Ellison’s vision, the website says, is “to establish Lanai as an island powered by solar energy, where electric cars would replace gasoline-powered, and seawater would be transformed into fresh water and used to sustain a new organic-farming industry that would feed the island and supply produce for export.”

And it’s not just talk. To make it easier for visitors to come, Ellison has already bought one Hawaii airline, Island Air, and is closing on the purchase of another, go! Airlines. Plans are to extend the runway at Lanai’s airport for bigger planes.

And to draw more high rollers, his team last December wooed a branch of Nobu, the luxury Japanese restaurant chain run by celebrity chef Nobu Matsuhisa, to the Four Seasons Manele Bay just in time for the holiday rush.

So once you’re on Lanai, what’s there to see? That’s the selling challenge. For folks with money, the attraction has been the fancy resorts and golf courses ― without the tourist crowds. Others come to hunt axis deer and mouflon sheep, nonnative species that have taken the run of the island. Lanai’s natural beauty is more subtle.

Back in the big Suburban, Bruce Harvey tells us about the Garden of the Gods, or Keahiakawelo, a place of stark beauty with red rocks and lava formations carved by wind and weather. Legend says the rocks were dropped from the sky by gods tending their gardens.

In the distance broods the island of Molokai, beyond wind-tunnel-like Kalohi Channel.

“We call that the Tahiti Express, because if your boat motor conks out, that’s where you end up,” Harvey quips.

Navigating the lumpy roads feels like riding a lunar rover, and the landscape fits right in.

Across the island, Harvey shows us Shipwreck Beach, where the first recorded foundering was in 1824, when square-riggers couldn’t tack against the wind and got trapped here. To this day, the hulk of an abandoned Navy oiler rots in the waves.

Walking the quiet beach we find coral bits and puka shells by the handful.

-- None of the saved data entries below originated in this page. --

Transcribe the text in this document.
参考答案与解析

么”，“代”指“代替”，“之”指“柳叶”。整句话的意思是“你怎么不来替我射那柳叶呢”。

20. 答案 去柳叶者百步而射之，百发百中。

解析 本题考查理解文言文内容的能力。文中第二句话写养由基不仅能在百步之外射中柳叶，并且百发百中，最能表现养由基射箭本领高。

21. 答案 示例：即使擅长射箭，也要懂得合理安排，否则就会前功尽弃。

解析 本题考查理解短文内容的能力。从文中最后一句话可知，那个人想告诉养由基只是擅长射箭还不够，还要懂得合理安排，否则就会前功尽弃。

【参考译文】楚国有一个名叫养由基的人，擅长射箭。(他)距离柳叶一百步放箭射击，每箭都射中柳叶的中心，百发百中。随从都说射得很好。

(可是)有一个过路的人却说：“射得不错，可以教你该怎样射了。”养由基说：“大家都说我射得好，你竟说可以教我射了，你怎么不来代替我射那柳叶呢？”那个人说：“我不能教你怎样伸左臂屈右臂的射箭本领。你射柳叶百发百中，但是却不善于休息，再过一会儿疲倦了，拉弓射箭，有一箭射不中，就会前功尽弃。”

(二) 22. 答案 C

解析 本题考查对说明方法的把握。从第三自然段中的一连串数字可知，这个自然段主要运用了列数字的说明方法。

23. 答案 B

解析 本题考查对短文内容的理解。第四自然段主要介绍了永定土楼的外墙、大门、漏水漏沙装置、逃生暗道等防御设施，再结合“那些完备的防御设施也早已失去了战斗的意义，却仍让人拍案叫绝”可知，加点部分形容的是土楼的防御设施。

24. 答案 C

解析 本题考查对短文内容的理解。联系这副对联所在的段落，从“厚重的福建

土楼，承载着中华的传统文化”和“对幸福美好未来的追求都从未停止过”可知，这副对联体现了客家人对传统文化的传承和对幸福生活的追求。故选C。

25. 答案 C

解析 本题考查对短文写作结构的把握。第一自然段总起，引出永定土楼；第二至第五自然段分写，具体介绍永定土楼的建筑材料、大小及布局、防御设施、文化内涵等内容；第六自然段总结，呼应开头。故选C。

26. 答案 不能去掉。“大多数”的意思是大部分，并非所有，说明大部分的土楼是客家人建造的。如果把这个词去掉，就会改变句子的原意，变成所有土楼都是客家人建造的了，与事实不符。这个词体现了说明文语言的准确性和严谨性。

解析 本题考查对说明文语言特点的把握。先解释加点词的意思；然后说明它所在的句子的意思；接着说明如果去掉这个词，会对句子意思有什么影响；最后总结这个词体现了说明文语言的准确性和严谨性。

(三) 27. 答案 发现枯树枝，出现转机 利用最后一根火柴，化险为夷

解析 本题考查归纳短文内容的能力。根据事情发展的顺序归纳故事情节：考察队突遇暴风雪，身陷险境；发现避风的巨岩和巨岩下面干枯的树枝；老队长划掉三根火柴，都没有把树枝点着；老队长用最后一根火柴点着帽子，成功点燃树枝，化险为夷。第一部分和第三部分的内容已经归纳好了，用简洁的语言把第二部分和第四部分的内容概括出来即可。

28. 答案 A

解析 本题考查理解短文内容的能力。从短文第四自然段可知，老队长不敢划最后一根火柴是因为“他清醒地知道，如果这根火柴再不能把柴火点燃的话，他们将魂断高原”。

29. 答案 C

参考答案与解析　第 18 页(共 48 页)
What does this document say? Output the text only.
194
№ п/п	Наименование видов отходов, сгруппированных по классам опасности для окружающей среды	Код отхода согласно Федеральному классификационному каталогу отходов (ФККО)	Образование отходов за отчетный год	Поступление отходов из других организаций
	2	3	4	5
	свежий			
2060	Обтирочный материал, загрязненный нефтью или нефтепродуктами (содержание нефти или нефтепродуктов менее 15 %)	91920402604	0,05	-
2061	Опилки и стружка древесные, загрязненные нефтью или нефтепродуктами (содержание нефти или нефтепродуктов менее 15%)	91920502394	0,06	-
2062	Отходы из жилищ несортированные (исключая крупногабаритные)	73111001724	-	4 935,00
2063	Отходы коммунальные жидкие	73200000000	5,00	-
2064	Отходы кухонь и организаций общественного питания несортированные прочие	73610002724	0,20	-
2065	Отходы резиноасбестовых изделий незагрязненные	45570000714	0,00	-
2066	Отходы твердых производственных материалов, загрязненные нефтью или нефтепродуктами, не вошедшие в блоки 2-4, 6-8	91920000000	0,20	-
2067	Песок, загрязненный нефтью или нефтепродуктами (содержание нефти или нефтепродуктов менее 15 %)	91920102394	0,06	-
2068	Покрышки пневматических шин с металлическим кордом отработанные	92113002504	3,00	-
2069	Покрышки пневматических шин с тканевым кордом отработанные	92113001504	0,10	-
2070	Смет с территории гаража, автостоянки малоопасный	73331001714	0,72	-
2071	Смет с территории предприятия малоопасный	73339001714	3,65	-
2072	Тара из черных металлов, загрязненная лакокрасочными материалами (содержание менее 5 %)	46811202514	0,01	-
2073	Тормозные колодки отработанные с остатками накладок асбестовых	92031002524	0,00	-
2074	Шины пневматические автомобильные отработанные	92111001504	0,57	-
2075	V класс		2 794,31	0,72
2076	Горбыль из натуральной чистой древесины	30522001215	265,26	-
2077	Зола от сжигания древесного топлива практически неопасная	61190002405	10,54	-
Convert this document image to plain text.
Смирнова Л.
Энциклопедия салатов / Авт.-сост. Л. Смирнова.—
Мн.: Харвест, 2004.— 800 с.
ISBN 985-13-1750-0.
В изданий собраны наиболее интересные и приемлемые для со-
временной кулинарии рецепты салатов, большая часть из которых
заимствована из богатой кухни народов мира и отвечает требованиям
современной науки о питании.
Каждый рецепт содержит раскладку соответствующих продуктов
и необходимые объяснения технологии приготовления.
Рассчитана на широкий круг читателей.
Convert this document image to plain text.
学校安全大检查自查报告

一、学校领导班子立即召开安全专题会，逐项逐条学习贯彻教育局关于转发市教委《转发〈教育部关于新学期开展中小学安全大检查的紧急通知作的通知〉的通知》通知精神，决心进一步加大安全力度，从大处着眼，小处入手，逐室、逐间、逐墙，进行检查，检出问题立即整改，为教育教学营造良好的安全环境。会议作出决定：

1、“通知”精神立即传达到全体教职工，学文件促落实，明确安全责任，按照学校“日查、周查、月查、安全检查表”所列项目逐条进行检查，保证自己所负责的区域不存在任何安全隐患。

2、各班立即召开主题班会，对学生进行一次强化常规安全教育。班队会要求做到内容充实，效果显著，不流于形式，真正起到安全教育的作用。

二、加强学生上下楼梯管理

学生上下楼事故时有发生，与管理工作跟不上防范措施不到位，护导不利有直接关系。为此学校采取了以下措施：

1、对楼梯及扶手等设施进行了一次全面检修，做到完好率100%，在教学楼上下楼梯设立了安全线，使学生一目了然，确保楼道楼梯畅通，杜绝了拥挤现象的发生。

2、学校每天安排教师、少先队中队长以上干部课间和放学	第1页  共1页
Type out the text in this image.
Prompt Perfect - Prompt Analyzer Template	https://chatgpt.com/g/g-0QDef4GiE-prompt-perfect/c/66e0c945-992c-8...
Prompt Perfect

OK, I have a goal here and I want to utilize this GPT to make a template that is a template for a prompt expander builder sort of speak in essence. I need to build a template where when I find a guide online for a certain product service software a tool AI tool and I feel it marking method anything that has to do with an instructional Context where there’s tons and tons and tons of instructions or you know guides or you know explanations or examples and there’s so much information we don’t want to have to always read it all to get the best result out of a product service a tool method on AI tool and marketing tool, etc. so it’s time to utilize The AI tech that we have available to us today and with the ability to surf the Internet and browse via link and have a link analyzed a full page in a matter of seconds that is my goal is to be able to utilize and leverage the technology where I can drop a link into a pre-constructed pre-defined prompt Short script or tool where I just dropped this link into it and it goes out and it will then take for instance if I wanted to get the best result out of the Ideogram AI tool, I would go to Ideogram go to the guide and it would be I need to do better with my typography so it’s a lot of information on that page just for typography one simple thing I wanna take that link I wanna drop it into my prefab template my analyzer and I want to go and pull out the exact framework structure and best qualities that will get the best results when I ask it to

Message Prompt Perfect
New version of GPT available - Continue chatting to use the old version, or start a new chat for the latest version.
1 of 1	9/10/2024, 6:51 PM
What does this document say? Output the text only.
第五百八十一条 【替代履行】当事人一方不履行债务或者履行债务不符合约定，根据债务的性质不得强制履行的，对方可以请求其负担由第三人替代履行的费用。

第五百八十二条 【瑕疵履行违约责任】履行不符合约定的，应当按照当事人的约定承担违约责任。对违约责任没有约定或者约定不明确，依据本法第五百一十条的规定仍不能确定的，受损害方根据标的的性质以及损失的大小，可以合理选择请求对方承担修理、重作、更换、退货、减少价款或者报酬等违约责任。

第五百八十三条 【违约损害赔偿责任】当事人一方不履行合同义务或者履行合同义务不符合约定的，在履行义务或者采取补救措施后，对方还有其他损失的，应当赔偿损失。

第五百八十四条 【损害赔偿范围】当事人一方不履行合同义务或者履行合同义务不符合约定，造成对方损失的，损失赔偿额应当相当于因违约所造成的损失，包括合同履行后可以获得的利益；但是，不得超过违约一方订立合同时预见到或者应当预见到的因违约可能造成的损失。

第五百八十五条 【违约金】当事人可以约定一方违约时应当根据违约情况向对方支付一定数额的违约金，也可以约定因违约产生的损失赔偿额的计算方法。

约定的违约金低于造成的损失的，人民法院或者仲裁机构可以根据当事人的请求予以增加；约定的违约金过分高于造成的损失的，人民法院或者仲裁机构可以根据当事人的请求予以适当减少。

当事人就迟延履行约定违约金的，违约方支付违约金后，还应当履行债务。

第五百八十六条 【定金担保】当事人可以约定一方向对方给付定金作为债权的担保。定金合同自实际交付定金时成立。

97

Back in the car we ascend a hillside of scrubby trees and more red soil, where tropical forests prospered until 1778, when the king of Hawaii island invaded Maui and lost. To save face, his war party landed on Lanai, consumed all the food, burned the forests and slaughtered thousands. Lanai never fully recovered.

Now Lanai has a new champion, a king of commerce with lofty dreams. Will the Pineapple Island achieve new greatness ― or will that road, too, be rough? Wait and see.